Türkei lehnt Nato-Beitritte von Schweden und Finnland ab

Die türkische Regierung lehnt einen Beitritt der nordischen Länder zur Nato strikt ab. Luxemburg zufolge steckt eine Verhandlungsstrategie hinter der Weigerung.
17.05.2022 09:00
Aktualisiert: 17.05.2022 09:18
Lesezeit: 1 min

Die Türkei sperrt sich gegen die geplanten Beitritte von Finnland und Schweden zum Militärbündnis Nato. Der türkische Präsident Recep Tayyip Erdogan warf Schweden am Montag vor, eine "Brutstätte" für terroristische Organisationen zu sein.

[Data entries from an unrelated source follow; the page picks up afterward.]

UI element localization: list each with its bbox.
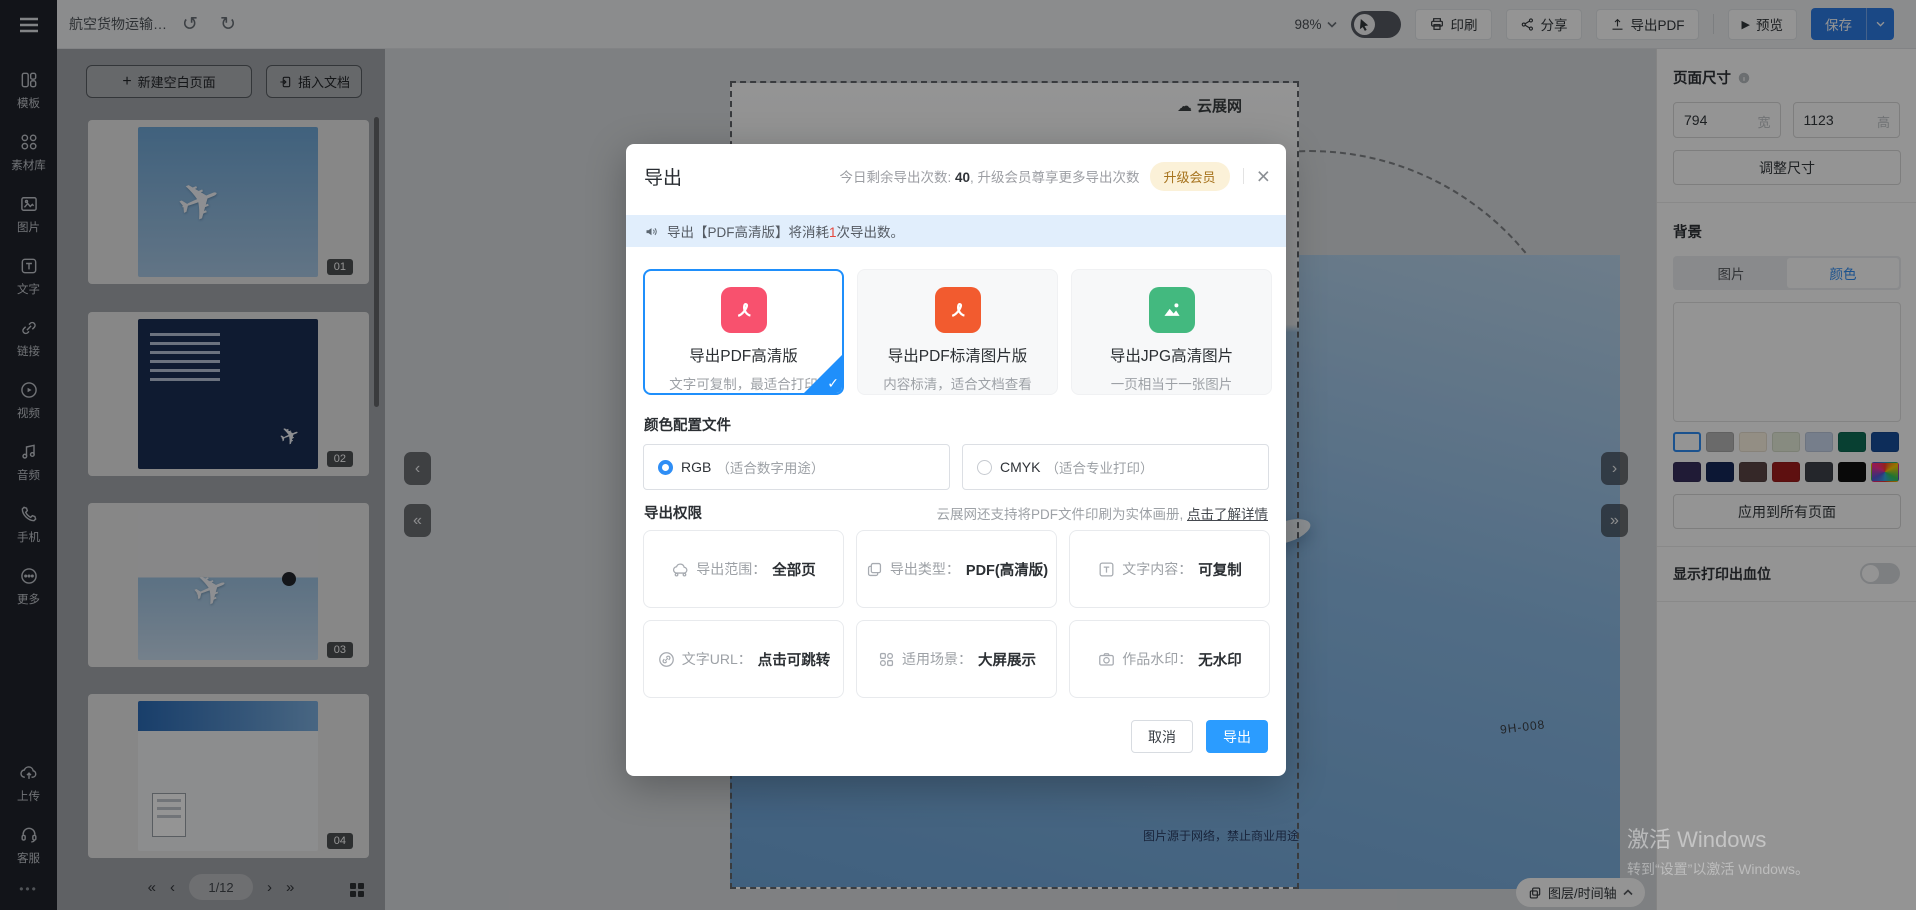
pages-cloud-icon bbox=[671, 560, 690, 579]
format-card-pdf-hd[interactable]: 导出PDF高清版 文字可复制，最适合打印 ✓ bbox=[643, 269, 844, 395]
radio-unselected-icon bbox=[977, 460, 992, 475]
option-export-type: 导出类型： PDF(高清版) bbox=[856, 530, 1057, 608]
option-export-range: 导出范围： 全部页 bbox=[643, 530, 844, 608]
color-profile-label: 颜色配置文件 bbox=[644, 414, 731, 435]
radio-selected-icon bbox=[658, 460, 673, 475]
export-permission-label: 导出权限 bbox=[644, 502, 702, 523]
speaker-icon bbox=[644, 224, 659, 239]
format-card-jpg[interactable]: 导出JPG高清图片 一页相当于一张图片 bbox=[1071, 269, 1272, 395]
close-icon[interactable]: × bbox=[1257, 165, 1270, 188]
cmyk-radio-option[interactable]: CMYK （适合专业打印） bbox=[962, 444, 1269, 490]
upgrade-member-badge[interactable]: 升级会员 bbox=[1150, 162, 1230, 191]
header-divider bbox=[1243, 168, 1244, 184]
cancel-button[interactable]: 取消 bbox=[1131, 720, 1193, 753]
text-box-icon bbox=[1097, 560, 1116, 579]
camera-icon bbox=[1097, 650, 1116, 669]
option-text-content: 文字内容： 可复制 bbox=[1069, 530, 1270, 608]
export-dialog: 导出 今日剩余导出次数: 40, 升级会员尊享更多导出次数 升级会员 × 导出【… bbox=[626, 144, 1286, 776]
notice-count: 1 bbox=[829, 225, 837, 240]
copy-pages-icon bbox=[865, 560, 884, 579]
learn-more-link[interactable]: 点击了解详情 bbox=[1187, 507, 1268, 522]
grid-icon bbox=[877, 650, 896, 669]
quota-count: 40 bbox=[955, 170, 970, 185]
option-watermark: 作品水印： 无水印 bbox=[1069, 620, 1270, 698]
confirm-export-button[interactable]: 导出 bbox=[1206, 720, 1268, 753]
dialog-title: 导出 bbox=[644, 163, 682, 190]
pdf-icon bbox=[721, 287, 767, 333]
option-use-scene: 适用场景： 大屏展示 bbox=[856, 620, 1057, 698]
jpg-image-icon bbox=[1149, 287, 1195, 333]
rgb-radio-option[interactable]: RGB （适合数字用途） bbox=[643, 444, 950, 490]
link-circle-icon bbox=[657, 650, 676, 669]
export-notice-bar: 导出【PDF高清版】将消耗1次导出数。 bbox=[626, 215, 1286, 247]
format-card-pdf-sd[interactable]: 导出PDF标清图片版 内容标清，适合文档查看 bbox=[857, 269, 1058, 395]
pdf-icon bbox=[935, 287, 981, 333]
app-window: 航空货物运输… ↺ ↻ 98% 印刷 分享 导出PDF bbox=[0, 0, 1916, 910]
check-icon: ✓ bbox=[827, 375, 839, 392]
option-text-url: 文字URL： 点击可跳转 bbox=[643, 620, 844, 698]
quota-text: 今日剩余导出次数: 40, 升级会员尊享更多导出次数 bbox=[839, 166, 1139, 186]
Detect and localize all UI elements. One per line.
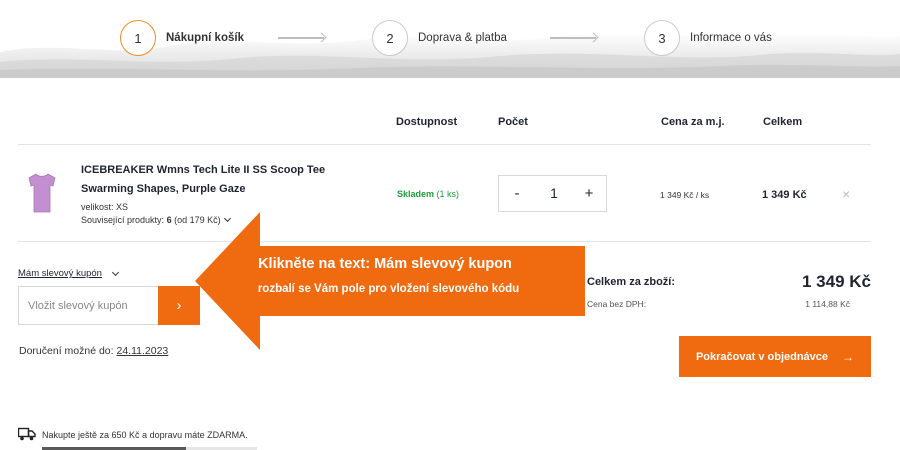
coupon-input[interactable]	[18, 286, 159, 325]
quantity-increase-button[interactable]: +	[577, 176, 601, 211]
line-total: 1 349 Kč	[762, 189, 807, 201]
header-unit-price: Cena za m.j.	[661, 116, 725, 128]
continue-label: Pokračovat v objednávce	[695, 350, 829, 363]
product-image[interactable]	[27, 172, 57, 214]
chevron-down-icon[interactable]	[111, 268, 120, 277]
header-availability: Dostupnost	[396, 116, 458, 128]
step-arrow-icon	[278, 37, 324, 39]
table-divider	[18, 144, 871, 145]
free-shipping-message: Nakupte ještě za 650 Kč a dopravu máte Z…	[42, 430, 248, 440]
delivery-label: Doručení možné do:	[19, 345, 114, 357]
quantity-decrease-button[interactable]: -	[505, 176, 529, 211]
related-label: Související produkty:	[81, 215, 165, 225]
stock-label: Skladem	[397, 189, 435, 199]
related-count: 6	[166, 215, 172, 225]
step-shipping-payment[interactable]: 2 Doprava & platba	[372, 20, 507, 56]
step-number: 1	[120, 20, 156, 56]
stock-status: Skladem (1 ks)	[397, 189, 459, 199]
stock-count: (1 ks)	[436, 189, 460, 199]
step-customer-info[interactable]: 3 Informace o vás	[644, 20, 772, 56]
delivery-date: 24.11.2023	[116, 345, 169, 357]
truck-icon	[18, 427, 36, 441]
checkout-stepper: 1 Nákupní košík 2 Doprava & platba 3 Inf…	[0, 0, 900, 78]
step-label: Nákupní košík	[166, 32, 244, 44]
tutorial-arrow-callout	[195, 212, 585, 350]
quantity-value[interactable]: 1	[539, 176, 569, 211]
price-without-vat-value: 1 114,88 Kč	[805, 299, 850, 309]
coupon-submit-button[interactable]: ›	[158, 286, 200, 325]
step-number: 2	[372, 20, 408, 56]
step-arrow-icon	[550, 37, 596, 39]
unit-price: 1 349 Kč / ks	[660, 190, 710, 200]
header-quantity: Počet	[498, 116, 528, 128]
coupon-toggle-link[interactable]: Mám slevový kupón	[18, 268, 102, 279]
product-variant: velikost: XS	[81, 202, 129, 212]
price-without-vat-label: Cena bez DPH:	[587, 299, 647, 309]
remove-item-icon[interactable]: ×	[842, 186, 850, 202]
step-label: Informace o vás	[690, 32, 772, 44]
product-name[interactable]: ICEBREAKER Wmns Tech Lite II SS Scoop Te…	[81, 161, 371, 199]
step-label: Doprava & platba	[418, 32, 507, 44]
quantity-stepper: - 1 +	[498, 175, 607, 212]
step-number: 3	[644, 20, 680, 56]
continue-checkout-button[interactable]: Pokračovat v objednávce →	[679, 336, 871, 377]
order-total-value: 1 349 Kč	[802, 272, 871, 291]
order-total-label: Celkem za zboží:	[587, 276, 676, 288]
callout-title: Klikněte na text: Mám slevový kupon	[258, 256, 512, 272]
callout-subtitle: rozbalí se Vám pole pro vložení slevovéh…	[257, 283, 520, 295]
delivery-estimate: Doručení možné do: 24.11.2023	[19, 345, 168, 357]
arrow-right-icon: →	[842, 349, 855, 364]
step-cart[interactable]: 1 Nákupní košík	[120, 20, 244, 56]
header-total: Celkem	[763, 116, 803, 128]
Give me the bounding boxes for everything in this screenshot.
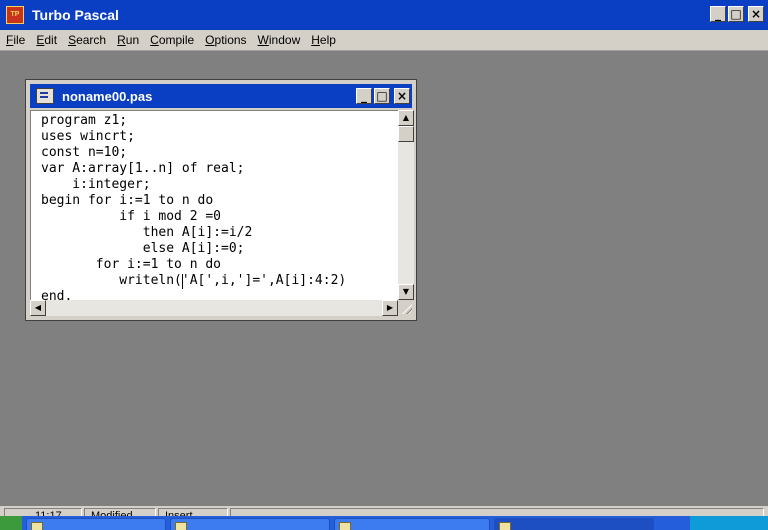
- vertical-scroll-thumb[interactable]: [398, 126, 414, 142]
- code-line: if i mod 2 =0: [41, 209, 222, 224]
- code-editor[interactable]: program z1; uses wincrt; const n=10; var…: [30, 110, 398, 300]
- code-line: then A[i]:=i/2: [41, 225, 253, 240]
- editor-window[interactable]: noname00.pas _ □ × program z1; uses winc…: [25, 79, 417, 321]
- menu-options[interactable]: Options: [199, 33, 251, 47]
- window-icon: [339, 522, 351, 530]
- menu-compile[interactable]: Compile: [144, 33, 199, 47]
- code-line: const n=10;: [41, 145, 128, 160]
- minimize-button[interactable]: _: [710, 6, 726, 22]
- turbo-pascal-app: TP Turbo Pascal _ □ × File Edit Search R…: [0, 0, 768, 530]
- turbo-pascal-icon: [499, 522, 511, 530]
- window-icon: [31, 522, 43, 530]
- status-message: [230, 508, 764, 516]
- windows-taskbar: [0, 516, 768, 530]
- scroll-left-icon[interactable]: ◀: [30, 300, 46, 316]
- code-line: program z1;: [41, 113, 128, 128]
- editor-close-button[interactable]: ×: [394, 88, 410, 104]
- pascal-document-icon: [36, 88, 54, 104]
- menu-help[interactable]: Help: [305, 33, 341, 47]
- close-button[interactable]: ×: [748, 6, 764, 22]
- horizontal-scrollbar[interactable]: ◀ ▶: [30, 300, 398, 316]
- menu-search[interactable]: Search: [62, 33, 111, 47]
- turbo-pascal-icon: TP: [6, 6, 24, 24]
- taskbar-button[interactable]: [170, 518, 330, 530]
- scroll-up-icon[interactable]: ▲: [398, 110, 414, 126]
- code-line: for i:=1 to n do: [41, 257, 222, 272]
- vertical-scrollbar[interactable]: ▲ ▼: [398, 110, 414, 300]
- status-insert-mode: Insert: [158, 508, 228, 516]
- menu-bar: File Edit Search Run Compile Options Win…: [0, 30, 768, 51]
- app-title: Turbo Pascal: [32, 7, 119, 23]
- code-line: writeln('A[',i,']=',A[i]:4:2): [41, 273, 347, 288]
- code-line: i:integer;: [41, 177, 151, 192]
- code-line: uses wincrt;: [41, 129, 135, 144]
- taskbar-button-turbo-pascal[interactable]: [494, 518, 654, 530]
- menu-edit[interactable]: Edit: [30, 33, 62, 47]
- code-line: begin for i:=1 to n do: [41, 193, 214, 208]
- app-title-bar[interactable]: TP Turbo Pascal _ □ ×: [0, 0, 768, 30]
- resize-grip-icon[interactable]: [398, 300, 414, 316]
- editor-minimize-button[interactable]: _: [356, 88, 372, 104]
- editor-maximize-button[interactable]: □: [374, 88, 390, 104]
- scroll-right-icon[interactable]: ▶: [382, 300, 398, 316]
- status-bar: 11:17 Modified Insert: [0, 506, 768, 516]
- maximize-button[interactable]: □: [728, 6, 744, 22]
- start-button[interactable]: [0, 516, 22, 530]
- editor-title-bar[interactable]: noname00.pas _ □ ×: [30, 84, 412, 108]
- taskbar-button[interactable]: [26, 518, 166, 530]
- code-line: var A:array[1..n] of real;: [41, 161, 245, 176]
- editor-title: noname00.pas: [62, 88, 153, 104]
- text-caret: [181, 274, 183, 289]
- code-line: else A[i]:=0;: [41, 241, 245, 256]
- menu-file[interactable]: File: [0, 33, 30, 47]
- status-modified: Modified: [84, 508, 156, 516]
- menu-run[interactable]: Run: [111, 33, 144, 47]
- menu-window[interactable]: Window: [252, 33, 306, 47]
- code-line: end.: [41, 289, 73, 300]
- scroll-down-icon[interactable]: ▼: [398, 284, 414, 300]
- status-position: 11:17: [4, 508, 82, 516]
- folder-icon: [175, 522, 187, 530]
- taskbar-button[interactable]: [334, 518, 490, 530]
- system-tray: [690, 516, 768, 530]
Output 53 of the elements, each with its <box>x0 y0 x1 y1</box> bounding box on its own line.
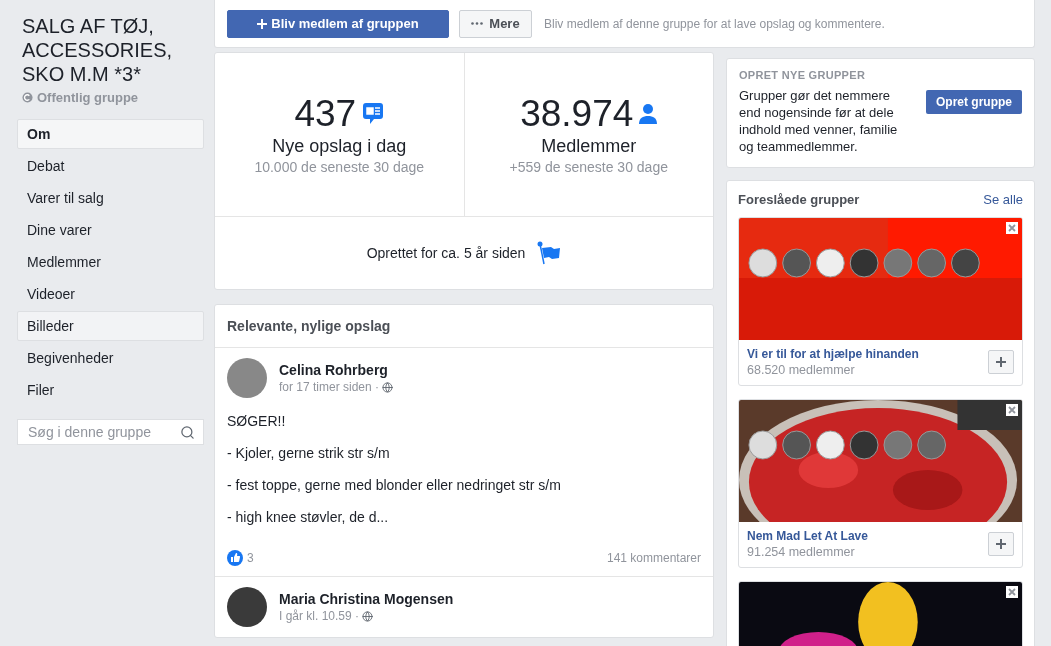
like-icon <box>227 550 243 566</box>
feed-title: Relevante, nylige opslag <box>215 305 713 348</box>
privacy-label: Offentlig gruppe <box>37 90 139 105</box>
nav-item[interactable]: Billeder <box>17 311 204 341</box>
stat-label: Medlemmer <box>541 136 637 157</box>
join-hint: Bliv medlem af denne gruppe for at lave opslag og kommentere. <box>544 16 885 31</box>
stat-value: 437 <box>294 94 357 134</box>
ellipsis-icon <box>471 22 484 25</box>
join-button[interactable] <box>988 532 1014 556</box>
stat-subtext: 10.000 de seneste 30 dage <box>254 159 425 175</box>
author-name[interactable]: Maria Christina Mogensen <box>279 591 454 607</box>
stat-subtext: +559 de seneste 30 dage <box>509 159 668 175</box>
nav-item[interactable]: Begivenheder <box>17 343 204 373</box>
card-heading: OPRET NYE GRUPPER <box>739 69 867 81</box>
plus-icon <box>996 539 1006 549</box>
group-name[interactable]: Vi er til for at hjælpe hinanden <box>747 347 919 361</box>
group-title: SALG AF TØJ, ACCESSORIES, SKO M.M *3* <box>22 14 174 86</box>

Auch im schwedischen Parlament säßen Terroristen. Beide Länder würden Menschen beherbergen, die Verbindungen zu Gruppen hätten, die aus türkischer Sicht terroristisch sind. Erdogan verwies auf die kurdische Arbeiterpartei PKK und Anhänger des Predigers Fethullah Gülen, der nach seinen Angaben hinter dem gescheiterten Militärputsch 2016 steckt.

„Den Preis hochtreiben“

Die türkische Regierung will laut Luxemburgs Außenminister Jean Asselborn Zugeständnisse zum Kauf von US-Kampfjets erreichen. Dem türkischen Präsidenten Recep Tayyip Erdogan gehe es nicht wirklich um die von ihm vorgebrachten Einwände wegen der angeblichen Unterstützung terroristischer Gruppen wie der verbotenen kurdischen Arbeiterpartei PKK durch die beiden Länder, sagt Asselborn im ZDF. "Erdogan will den Preis steigern." Er setze darauf, dass ein Kauf von US-Kampfjets nun doch noch zustande komme, der nach der Anschaffung eines russischen Luftabwehrsystems durch die Türkei von der Regierung in Washington gestoppt worden war. Ein solcher Kampfjet-Verkauf an die Türkei sei in den USA jetzt wieder in der Diskussion.